Разумеется, новые ощущения телесности и движения, как они были нами только что изложены, должны были заявить о себе также и в формировании образа, так что, независимо от конкретной темы изображения, во впечатлении, производимом образом, на первый план должны были выступить такие понятия, как покой, величие, значительность. Однако моменты новой образной формы этим не исчерпываются: сюда добавляются еще и другие, которые не могли развиться из предшествующих определений. Лишенные чувственной окраски, они явились просто результатом большего совершенства, достигнутого видением. Все это чисто художнические принципы: с одной стороны, налицо прояснение видимого и упрощение явления, а далее, с другой стороны, наблюдается стремление ко все более богатым содержанием зримым конструкциям. Глаз желает получать больше, потому что значительно усовершенствовалась его способность к восприятию, однако в то же время упрощается и проясняется образ, поскольку предметы изображаются с большим соответствием тому, что открывается глазу. А сюда присоединяется еще и третье: одновременное зрительное восприятие частей, способность целостным образом ухватить в созерцании многое, что связано с композицией, на которой каждая часть целого воспринимается как необходимая на своем месте.
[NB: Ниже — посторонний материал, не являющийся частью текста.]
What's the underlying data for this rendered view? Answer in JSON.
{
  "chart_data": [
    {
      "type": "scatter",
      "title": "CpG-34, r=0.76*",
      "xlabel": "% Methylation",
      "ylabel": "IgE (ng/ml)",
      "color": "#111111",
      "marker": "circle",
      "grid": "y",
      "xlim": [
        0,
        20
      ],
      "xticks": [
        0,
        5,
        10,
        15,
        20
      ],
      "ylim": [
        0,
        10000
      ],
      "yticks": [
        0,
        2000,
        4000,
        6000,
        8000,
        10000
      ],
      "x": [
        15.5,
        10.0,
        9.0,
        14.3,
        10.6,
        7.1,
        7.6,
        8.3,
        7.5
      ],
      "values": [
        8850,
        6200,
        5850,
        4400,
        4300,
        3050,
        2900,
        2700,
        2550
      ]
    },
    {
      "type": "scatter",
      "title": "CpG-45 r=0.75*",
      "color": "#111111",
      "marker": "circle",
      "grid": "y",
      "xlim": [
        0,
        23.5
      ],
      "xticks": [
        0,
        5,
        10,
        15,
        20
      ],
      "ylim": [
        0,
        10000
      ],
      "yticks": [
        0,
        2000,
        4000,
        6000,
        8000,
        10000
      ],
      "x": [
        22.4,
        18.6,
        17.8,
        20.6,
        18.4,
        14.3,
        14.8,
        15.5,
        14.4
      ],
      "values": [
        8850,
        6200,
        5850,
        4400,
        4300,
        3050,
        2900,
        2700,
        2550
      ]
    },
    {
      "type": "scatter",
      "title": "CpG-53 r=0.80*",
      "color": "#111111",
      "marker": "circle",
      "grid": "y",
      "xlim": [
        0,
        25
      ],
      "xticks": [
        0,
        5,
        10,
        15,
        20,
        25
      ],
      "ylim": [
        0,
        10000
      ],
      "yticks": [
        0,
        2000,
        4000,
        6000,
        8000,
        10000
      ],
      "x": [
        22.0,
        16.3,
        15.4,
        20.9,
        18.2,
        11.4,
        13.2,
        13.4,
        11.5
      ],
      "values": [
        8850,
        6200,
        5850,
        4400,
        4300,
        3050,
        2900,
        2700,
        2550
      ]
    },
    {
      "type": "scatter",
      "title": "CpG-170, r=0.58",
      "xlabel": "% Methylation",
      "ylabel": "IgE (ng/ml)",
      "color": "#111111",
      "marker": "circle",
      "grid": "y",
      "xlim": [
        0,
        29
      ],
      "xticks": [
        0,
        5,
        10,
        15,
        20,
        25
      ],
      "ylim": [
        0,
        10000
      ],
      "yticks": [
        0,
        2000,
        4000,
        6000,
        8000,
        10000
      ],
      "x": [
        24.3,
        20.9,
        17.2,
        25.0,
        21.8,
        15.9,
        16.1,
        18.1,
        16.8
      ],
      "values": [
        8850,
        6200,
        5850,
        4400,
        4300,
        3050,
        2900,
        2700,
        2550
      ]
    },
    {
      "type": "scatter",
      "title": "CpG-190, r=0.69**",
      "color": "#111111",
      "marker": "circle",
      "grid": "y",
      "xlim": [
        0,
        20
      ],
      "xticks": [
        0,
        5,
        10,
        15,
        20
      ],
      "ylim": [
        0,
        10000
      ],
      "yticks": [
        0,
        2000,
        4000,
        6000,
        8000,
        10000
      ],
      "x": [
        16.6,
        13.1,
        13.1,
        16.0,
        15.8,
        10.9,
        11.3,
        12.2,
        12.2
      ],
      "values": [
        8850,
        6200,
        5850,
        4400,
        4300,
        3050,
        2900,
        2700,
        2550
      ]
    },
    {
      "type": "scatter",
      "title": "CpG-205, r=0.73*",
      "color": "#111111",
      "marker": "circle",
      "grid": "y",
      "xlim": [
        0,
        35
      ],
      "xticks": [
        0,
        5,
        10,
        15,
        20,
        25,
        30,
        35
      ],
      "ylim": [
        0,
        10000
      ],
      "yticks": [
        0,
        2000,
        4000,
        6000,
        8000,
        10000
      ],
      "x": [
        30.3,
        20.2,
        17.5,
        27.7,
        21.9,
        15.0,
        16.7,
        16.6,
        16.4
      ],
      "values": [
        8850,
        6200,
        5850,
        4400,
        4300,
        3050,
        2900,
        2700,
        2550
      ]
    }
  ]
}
Об этих предметах следует рассуждать чрезвычайно подробно или, напротив, в высшей степени кратко, т. е. одними тезисами: если будет избрано промежуточное в смысле обстоятельности решение, читатель окажется в большей степени утомлен, нежели просвещен. Мною избран краткий вариант, поскольку только он соответствует рамкам настоящей книги. И если по этой причине глава произведет легковесное впечатление, то да будет автору позволено заметить, что, несмотря на это, писалась она нескоро, и что вообще куда проще собирать пролившуюся ртуть, чем выделять моменты, образующие понятие зрелого и обогащенного стиля. Новизна этой попытки — хотя бы отчасти — может послужить извинением, если данной главе будет особенно остро недоставать качеств, делающих чтение приятным.
1. Успокоенность, простор, объем и величина
Не только картины какого-то одного мастера, но и картины каждого поколения отличает в их совокупности определенный пульс. Совершенно независимо от содержания изображаемого ведение линий может быть непокойным, поспешным или размеренным и чинным, наполнение поверхности — стесненным или же просторным, моделировка может быть мелкой и отрывистой или обширной и связной. После всего, что было сказано относительно новой красоты чинквеченто в области тел и движения, мы ожидаем также и от картин большего спокойствия, большей объемности и простора. Устанавливается новое соотношение между пространством и заполнением, композиции делаются значительнее, в прорисовке и моделировке ощущается тот же дух спокойствия, все та же сдержанность, без которой невозможно представить новую красоту.